Марфа Измайловна на кухне.
Иван Захарович храпит.
Ходики на стене тихо тикают, через каждые полчаса кукушка из них выскакивает, кукует, как ненормальная.
Никак игру нам не закончить: то у него, у Рыжего, в руках больше карт, то у меня. И надоело.
– Давай, – говорит Рыжий, сложив карты в одну колоду и засовывая её обратно за зеркало, – лутшэ порисуем.
– Давай, – говорю.
И только расположились мы с карандашами и с бумагой за столом, войну рисовать только начали, и Николай приходит – принесло же.
– Здра-асте, – говорит. Кому-то нужен ты, никто тебя не слышит. – А ну домой, – мне говорит. Видит, что я никакого внимания на него не обращаю, и добавляет: – Папка за тобой меня отправил.
– Ну, ё-моё, – говорю. – Пошли к нам, – предлагаю Рыжему.
– Чтобы не надоедал тут, – говорит Николай, а сам глядит не на меня, а на спящего Ивана Захаровича – шибко уж шумно тот храпит.
– Не-е, – говорит Рыжий. – Холодно на улице.
– А тут кого нам добежать.
– Не-е, неохота… Дома посижу. Жди уже вечером, то папка… чё-то чую.
Оделся я. Пошли мы с братом.
– Шуруй впереди, – говорит мне Николай. – Не люблю, когда ты сзади.
– А чё? – спрашиваю.
– Ничё, – отвечает. Взял меня за ворот шубёнки, поставил впереди себя, нахальный. Подтолкнул меня в спину. – Спокойнее, когда ты на виду.
В сенях скользких, да в потёмках, всё же уловчился я ему подножку сделать. Упал брат. Поднимается, слышу, и говорит:
– Ну, вредина.
А я проворно в избу заскочил – там он, при отце, меня не тронет.

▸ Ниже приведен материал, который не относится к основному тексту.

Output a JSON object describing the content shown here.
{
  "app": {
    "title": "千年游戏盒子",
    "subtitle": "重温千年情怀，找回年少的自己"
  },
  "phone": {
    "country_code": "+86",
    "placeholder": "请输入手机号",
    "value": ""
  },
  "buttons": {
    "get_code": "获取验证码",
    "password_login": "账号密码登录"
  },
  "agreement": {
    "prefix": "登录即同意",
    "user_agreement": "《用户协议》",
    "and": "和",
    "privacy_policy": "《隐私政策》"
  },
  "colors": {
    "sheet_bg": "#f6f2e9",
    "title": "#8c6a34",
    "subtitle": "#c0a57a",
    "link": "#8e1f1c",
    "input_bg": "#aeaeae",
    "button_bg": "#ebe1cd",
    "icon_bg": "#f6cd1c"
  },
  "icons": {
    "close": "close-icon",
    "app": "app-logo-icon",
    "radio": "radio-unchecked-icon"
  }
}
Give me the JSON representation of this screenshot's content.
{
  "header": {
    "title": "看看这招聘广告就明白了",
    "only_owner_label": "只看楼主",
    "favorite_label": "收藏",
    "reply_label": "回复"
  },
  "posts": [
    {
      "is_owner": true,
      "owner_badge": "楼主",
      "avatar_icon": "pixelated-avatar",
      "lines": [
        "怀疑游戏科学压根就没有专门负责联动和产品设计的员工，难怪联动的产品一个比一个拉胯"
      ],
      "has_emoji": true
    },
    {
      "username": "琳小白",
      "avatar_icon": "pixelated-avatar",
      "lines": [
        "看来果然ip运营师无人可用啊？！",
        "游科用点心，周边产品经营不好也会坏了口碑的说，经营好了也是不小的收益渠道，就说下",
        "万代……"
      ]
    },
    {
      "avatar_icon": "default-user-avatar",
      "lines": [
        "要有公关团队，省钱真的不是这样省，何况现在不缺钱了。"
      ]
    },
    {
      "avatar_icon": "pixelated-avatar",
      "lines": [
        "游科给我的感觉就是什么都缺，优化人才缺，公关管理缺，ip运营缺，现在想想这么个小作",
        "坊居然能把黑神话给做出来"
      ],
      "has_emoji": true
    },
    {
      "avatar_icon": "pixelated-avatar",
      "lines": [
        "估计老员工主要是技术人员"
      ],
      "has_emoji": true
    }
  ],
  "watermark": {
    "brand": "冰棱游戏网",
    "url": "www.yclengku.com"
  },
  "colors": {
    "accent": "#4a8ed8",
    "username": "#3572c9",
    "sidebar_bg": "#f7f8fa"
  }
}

– Ага, явился, гулеван. Почему же не к обеду? – спрашивает меня мама. – Я ж тебя предупреждала… Подавать тебе отдельно?
– Я пообедал.
– Накормили?
– Накормили.
– Так ты там, – говорит мама, – и жить, может, останешься?
– Я бы остался, – говорю, глядя на папку: нет тому до меня дела – шелестит опять газетами. – Поиграть даже не дадут, – говорю.
– Ещё не наигрался, – говорит мама. И говорит: – Коля, – это она папке, – я к Стародубцевым, вернусь когда, не знаю.
Встряхнул отец газету, глазами от неё не оторвался, от газеты: дескать, ладно.
А мама:
– Не успею если, сами тут управитесь… Но постараюсь… как там будет.
Я уже разделся. Раздевается и Николай – медлительный. Ущипнул я его за ляжку больнее и отскочил тут же на середину комнаты, к отцу поближе, подсел за стол после, отца напротив. Сижу. Вижу: показывает мне Николай кулак – ох, ну и страшно. А я – язык ему – куда обиднее. И папке краешек, из-за зубов, – пока не видит тот, в газету-то упёрся.